Shutdown: estimating the COVID-19 employment shock, Grattan Institute Working Paper No. 2020-03

By Brendan Coates, Matt Cowgill, Tony Chen, and Will Mackey

Australia faces an unprecedented economic challenge in the coming weeks and months. Never before has such a large proportion of economic activity come to such a sudden stop. Never before has such a large slowdown been deliberately engineered as a matter of public policy – in this case, to protect public health during a global pandemic.

COVID-19 is already having a big impact on the livelihoods of many Australians. This is visible at Centrelink offices around the country, as people queue to be added to the income support rolls, and visible in the form of closed shopfronts in all Australian cities, suburbs, and towns. But the size of the employment shock from the COVID-19 response is not yet known and will not be known for weeks, even months. In this working paper, we estimate the hit to employment from mandatory and voluntary spatial distancing.

We calculate that between 14 and 26 per cent of Australian workers – 1.9-to-3.4 million people – could be out of work in the coming weeks as a result of spatial distancing measures to contain the spread ofCOVID-19, if they aren’t already. More than half of all workers in the hospitality industry could be off work due to COVID-19. Many workers in retail trade, education and training and the arts are also at risk. Lower-income workers are twice as likely to be out of work as high-income earners. Younger Australians and women are likely to be hit hardest, because they are more likely to be employed in occupations and industries most affected by the response to COVID-19.

Unemployment will rise substantially in the coming months, but the Commonwealth Government’s new JobKeeper wage subsidy will obscure much of the impact. Many Australians out of work will still be counted as ‘employed’ because they will receive JobKeeper payments via their employers. Others that would have lost their jobs will remain employed. And others will leave the labour force entirely and so won’t be counted among the unemployed either. Nonetheless, we expect the unemployment rate could rise to between 10 and 15 per cent.

There is, of course, considerable uncertainty around our estimates of the job losses from COVID-19. Real-time data on the extent to which different occupations and industries are being hit by spatial distancing is limited. The degree to which many jobs can be adapted to be done remotely is unclear. We do not factor in the impact that policy responses to date will have in boosting demand, although these measures are unlikely to maintain work in directly affected sectors. But if our estimates are even close to accurate, Australia is facing either the worst or one of the worst economic downturns in its history.

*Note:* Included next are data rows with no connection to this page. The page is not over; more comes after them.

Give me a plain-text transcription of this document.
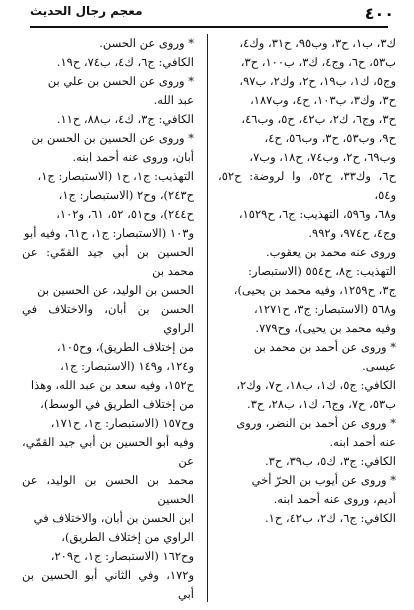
٤٠٠
معجم رجال الحديث
ك٣، ب١، ح٣، وب٩٥، ح٣١، وك٤،
ب٥٣، ح٦، وج٤، ك٣، ب١٠٠، ح٣،
وج٥، ك١، ب١٩، ح٢، وك٢، ب٩٧،
ح٣، وك٣، ب١٠٣، ح٤، وب١٨٧،
ح٣، وج٦، ك٢، ب٤٢، ح٥، وب٤٦،
ح٩، وب٥٣، ح٣، وب٥٦، ح٤،
وب٦٩، ح٢، وب٧٤، ح١٨، وب٧،
ح٦، وك٣٣، ح٥٢، وا لروضة: ح٥٢، و٥٤،
و٦٨، و٥٩٦، التهذيب: ج٦، ح١٥٢٩،
وج٤، ح٩٧٤، و٩٩٢.
وروى عنه محمد بن يعقوب.
التهذيب: ج٨، ح٥٥٤ (الاستبصار:
ج٣، ح١٢٥٩، وفيه محمد بن يحيى)،
و٥٦٨ (الاستبصار: ج٣، ح١٢٧١،
وفيه محمد بن يحيى)، وح٧٧٩.
* وروى عن أحمد بن محمد بن
عيسى.
الكافي: ج٥، ك١، ب١٨، ح٧، وك٢،
ب٥٣، ح٧، وج٦، ك١، ب٢٨، ح٣.
* وروى عن أحمد بن النضر، وروى
عنه أحمد ابنه.
الكافي: ج٣، ك٥، ب٣٩، ح٣.
* وروى عن أيوب بن الحرّ أخي
أديم، وروى عنه أحمد ابنه.
الكافي: ج٦، ك٢، ب٤٢، ح١.
* وروى عن الحسن.
الكافي: ج٦، ك٤، ب٧٤، ح١٩.
* وروى عن الحسن بن علي بن
عبد الله.
الكافي: ج٣، ك٤، ب٨٨، ح١١.
* وروى عن الحسين بن الحسن بن
أبان، وروى عنه أحمد ابنه.
التهذيب: ج١، ح١ (الاستبصار: ج١،
ح٢٤٣)، وح٢ (الاستبصار: ج١،
ح٢٤٤)، وح٥١، ٥٢، ٦١، و١٠٢،
و١٠٣ (الاستبصار: ج١، ح٦١، وفيه أبو
الحسين بن أبي جيد القمّي: عن محمد بن
الحسن بن الوليد، عن الحسين بن
الحسن بن أبان، والاختلاف في الراوي
من إختلاف الطريق)، وح١٠٥،
و١٢٤، و١٤٩ (الاستبصار: ج١،
ح١٥٢، وفيه سعد بن عبد الله، وهذا
من إختلاف الطريق في الوسط)،
وح١٥٧ (الاستبصار: ج١، ح١٧١،
وفيه أبو الحسين بن أبي جيد القمّي، عن
محمد بن الحسن بن الوليد، عن الحسين
ابن الحسن بن أبان، والاختلاف في
الراوي من إختلاف الطريق)،
وح١٦٢ (الاستبصار: ج١، ح٢٠٩،
و١٧٢، وفي الثاني أبو الحسين بن أبي
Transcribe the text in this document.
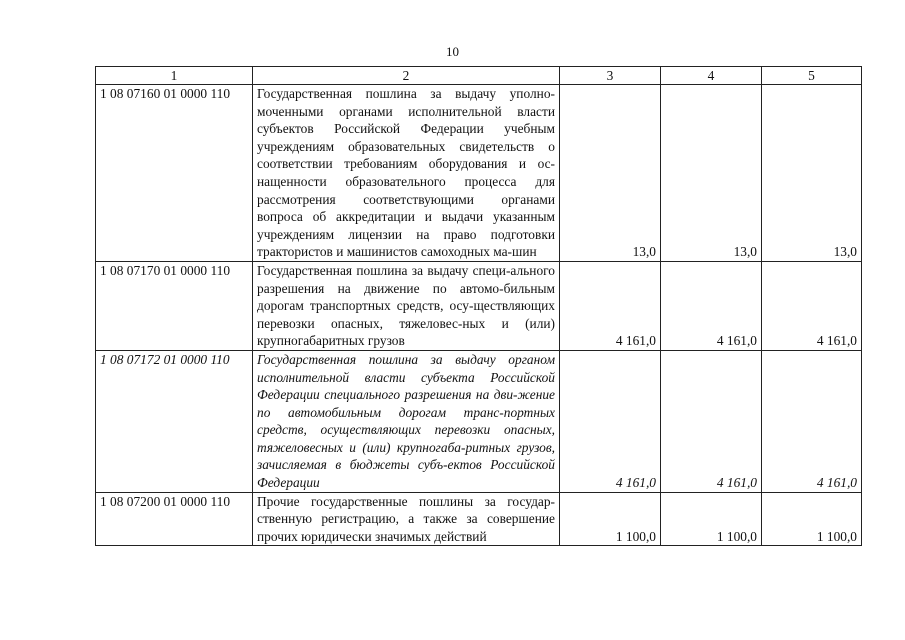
10
1	2	3	4	5
1 08 07160 01 0000 110	Государственная пошлина за выдачу уполно-моченными органами исполнительной власти субъектов Российской Федерации учебным учреждениям образовательных свидетельств о соответствии требованиям оборудования и ос-нащенности образовательного процесса для рассмотрения соответствующими органами вопроса об аккредитации и выдачи указанным учреждениям лицензии на право подготовки трактористов и машинистов самоходных ма-шин	13,0	13,0	13,0
1 08 07170 01 0000 110	Государственная пошлина за выдачу специ-ального разрешения на движение по автомо-бильным дорогам транспортных средств, осу-ществляющих перевозки опасных, тяжеловес-ных и (или) крупногабаритных грузов	4 161,0	4 161,0	4 161,0
1 08 07172 01 0000 110	Государственная пошлина за выдачу органом исполнительной власти субъекта Российской Федерации специального разрешения на дви-жение по автомобильным дорогам транс-портных средств, осуществляющих перевозки опасных, тяжеловесных и (или) крупногаба-ритных грузов, зачисляемая в бюджеты субъ-ектов Российской Федерации	4 161,0	4 161,0	4 161,0
1 08 07200 01 0000 110	Прочие государственные пошлины за государ-ственную регистрацию, а также за совершение прочих юридически значимых действий	1 100,0	1 100,0	1 100,0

The second-round impacts of the COVID-19 crisis on employment, and economic activity, will also be severe. Firms and households not initially affected by public health measures will scale back their spending top reserve cash flow in the face of an extended downturn. Meanwhile Australia faces a synchronised slowdown among our major trading partners, adding to the economic hit from COVID-19.

History tells us that recovery from periods of high unemployment is rarely fast. This time may be different: recession has been deliberately engineered as a matter of public health, and substantial economic support is in place. But the longer the downturn goes, and the worse it gets, the less likely the labour market can spring back afterwards.

The economic challenge of COVID-19 underscores the importance of getting the virus under control. Resolving the public health crisis is acritical first step on any path to sustained economic recovery. Policymakers have rightly taken unprecedented steps to households and businesses weather this storm. But given the size of the economic shock from COVID-19, more support will be needed in time.